The Trump administration’s change of course on the issue of transgender bathrooms (and similar facilities) — sending the question back to state governments — was excellent for illustrating the narrative-driven bias in the news. The best expression that I’ve seen came from the Newport Daily News, which ran a front-page headline last Thursday proclaiming that “Transgender students lose bathroom choice.”
The McClatchy news service article beneath the headline, however, immediately tells a different story:
The Trump administration Wednesday told public school districts across the nation that they no longer have to allow transgender students to use the bathroom that matches their gender identity.
In the progressive lexicon, when the federal government doesn’t force a position that progressives support, it is automatically forcing the opposite position. In the terms of the headline, transgender students didn’t lose anything by this decision; rather, states gained a choice.
And what happened? At least in Rhode Island (which should be the central concern of the Newport Daily News), Education Commissioner Ken Wagner immediately issued a statement to say:
The rescinding of this federal guidance does not change our policy – there is no room for discrimination in our schools, and we will continue to protect all students, including transgender and gender nonconforming students, from any type of bias.

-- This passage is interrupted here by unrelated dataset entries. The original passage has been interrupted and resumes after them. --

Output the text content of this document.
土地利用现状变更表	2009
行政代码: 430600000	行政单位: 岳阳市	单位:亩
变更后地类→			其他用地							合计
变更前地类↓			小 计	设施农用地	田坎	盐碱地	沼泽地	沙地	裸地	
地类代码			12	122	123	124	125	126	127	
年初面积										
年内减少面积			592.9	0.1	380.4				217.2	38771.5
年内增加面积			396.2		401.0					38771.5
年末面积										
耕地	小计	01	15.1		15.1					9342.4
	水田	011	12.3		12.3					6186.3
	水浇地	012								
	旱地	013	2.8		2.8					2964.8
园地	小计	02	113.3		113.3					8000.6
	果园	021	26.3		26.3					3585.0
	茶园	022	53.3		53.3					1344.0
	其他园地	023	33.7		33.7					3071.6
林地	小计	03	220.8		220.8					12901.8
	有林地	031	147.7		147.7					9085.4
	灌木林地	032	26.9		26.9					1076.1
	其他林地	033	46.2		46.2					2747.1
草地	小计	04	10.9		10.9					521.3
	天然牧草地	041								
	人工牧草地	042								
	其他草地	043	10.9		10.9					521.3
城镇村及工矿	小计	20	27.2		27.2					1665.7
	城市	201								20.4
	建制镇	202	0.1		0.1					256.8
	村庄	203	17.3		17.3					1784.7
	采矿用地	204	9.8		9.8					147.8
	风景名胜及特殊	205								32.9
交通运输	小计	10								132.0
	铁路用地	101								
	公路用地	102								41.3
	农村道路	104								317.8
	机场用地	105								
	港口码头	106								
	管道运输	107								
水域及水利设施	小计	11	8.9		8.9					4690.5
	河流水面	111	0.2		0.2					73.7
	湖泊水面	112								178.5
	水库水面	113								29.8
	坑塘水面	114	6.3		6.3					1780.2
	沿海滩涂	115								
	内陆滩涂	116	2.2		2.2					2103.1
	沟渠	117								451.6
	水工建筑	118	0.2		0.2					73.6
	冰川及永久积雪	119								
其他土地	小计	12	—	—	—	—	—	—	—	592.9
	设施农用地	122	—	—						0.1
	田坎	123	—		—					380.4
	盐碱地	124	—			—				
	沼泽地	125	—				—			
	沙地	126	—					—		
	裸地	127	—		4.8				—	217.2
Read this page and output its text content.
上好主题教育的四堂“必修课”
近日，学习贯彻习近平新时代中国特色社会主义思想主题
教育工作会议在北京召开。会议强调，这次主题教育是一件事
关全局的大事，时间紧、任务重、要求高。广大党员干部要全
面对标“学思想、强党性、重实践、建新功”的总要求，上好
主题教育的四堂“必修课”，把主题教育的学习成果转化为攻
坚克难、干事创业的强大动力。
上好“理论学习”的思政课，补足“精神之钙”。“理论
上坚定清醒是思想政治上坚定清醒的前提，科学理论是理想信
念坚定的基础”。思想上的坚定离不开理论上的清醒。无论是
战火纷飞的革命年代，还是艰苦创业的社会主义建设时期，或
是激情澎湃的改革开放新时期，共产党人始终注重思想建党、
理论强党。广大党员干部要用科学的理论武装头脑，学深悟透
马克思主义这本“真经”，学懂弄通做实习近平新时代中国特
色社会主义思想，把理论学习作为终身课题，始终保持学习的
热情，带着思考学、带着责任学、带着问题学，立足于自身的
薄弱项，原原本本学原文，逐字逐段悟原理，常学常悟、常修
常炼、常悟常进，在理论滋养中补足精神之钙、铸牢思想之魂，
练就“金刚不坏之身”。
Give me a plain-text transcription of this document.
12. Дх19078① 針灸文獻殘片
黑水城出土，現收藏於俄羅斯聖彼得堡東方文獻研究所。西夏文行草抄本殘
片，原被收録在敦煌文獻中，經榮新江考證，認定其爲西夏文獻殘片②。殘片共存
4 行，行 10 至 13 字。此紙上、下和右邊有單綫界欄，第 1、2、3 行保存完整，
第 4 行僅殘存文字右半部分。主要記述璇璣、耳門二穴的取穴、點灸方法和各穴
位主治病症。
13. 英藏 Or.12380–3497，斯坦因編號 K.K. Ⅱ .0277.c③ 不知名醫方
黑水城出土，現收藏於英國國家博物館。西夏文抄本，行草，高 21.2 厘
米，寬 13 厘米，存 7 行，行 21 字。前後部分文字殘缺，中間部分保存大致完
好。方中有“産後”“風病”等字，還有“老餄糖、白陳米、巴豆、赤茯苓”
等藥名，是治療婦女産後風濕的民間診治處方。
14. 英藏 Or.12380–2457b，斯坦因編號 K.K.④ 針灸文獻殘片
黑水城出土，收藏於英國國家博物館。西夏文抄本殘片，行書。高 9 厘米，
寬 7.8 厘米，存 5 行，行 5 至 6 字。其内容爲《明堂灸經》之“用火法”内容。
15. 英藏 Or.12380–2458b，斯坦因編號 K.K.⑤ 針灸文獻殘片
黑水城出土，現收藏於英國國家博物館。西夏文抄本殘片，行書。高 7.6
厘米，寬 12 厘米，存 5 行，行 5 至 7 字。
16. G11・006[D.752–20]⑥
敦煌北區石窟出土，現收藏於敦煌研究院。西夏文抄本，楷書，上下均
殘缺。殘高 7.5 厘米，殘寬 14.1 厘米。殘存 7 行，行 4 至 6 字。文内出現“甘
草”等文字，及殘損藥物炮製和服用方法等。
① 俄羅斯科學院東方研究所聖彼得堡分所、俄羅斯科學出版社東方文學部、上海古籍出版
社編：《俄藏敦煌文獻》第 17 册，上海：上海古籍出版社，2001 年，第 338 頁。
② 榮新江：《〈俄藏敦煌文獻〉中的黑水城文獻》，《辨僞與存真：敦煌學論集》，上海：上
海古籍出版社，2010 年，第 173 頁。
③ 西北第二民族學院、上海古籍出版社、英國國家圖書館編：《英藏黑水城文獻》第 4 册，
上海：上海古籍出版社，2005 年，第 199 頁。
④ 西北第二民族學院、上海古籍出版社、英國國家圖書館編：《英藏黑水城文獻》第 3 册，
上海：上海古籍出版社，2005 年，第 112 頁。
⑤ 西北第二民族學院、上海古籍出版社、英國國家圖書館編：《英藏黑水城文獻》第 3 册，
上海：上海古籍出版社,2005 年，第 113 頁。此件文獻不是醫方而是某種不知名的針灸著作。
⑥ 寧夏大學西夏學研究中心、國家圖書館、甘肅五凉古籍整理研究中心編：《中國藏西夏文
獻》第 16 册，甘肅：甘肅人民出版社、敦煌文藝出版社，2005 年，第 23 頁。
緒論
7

Of course, what he says isn’t exactly true. Students who aren’t comfortable sharing bathrooms with those of a different sex are “all students,” but the system is explicitly biased against accommodating them. If they should be so bold as to express their discomfort, the state government suggests, “administrators and counseling staff” should get involved to change their beliefs.
Be that as it may, the fact remains that the state of Rhode Island is perfectly able to continue setting its policy, and several school districts have made a point of proclaiming their agreement.
For some, though, that’s never sufficient. They are incensed by the notion that people hundreds or thousands of miles away might be able to agree among themselves to disagree with the progressives of Rhode Island. Our freedom is only ever to agree with the Left.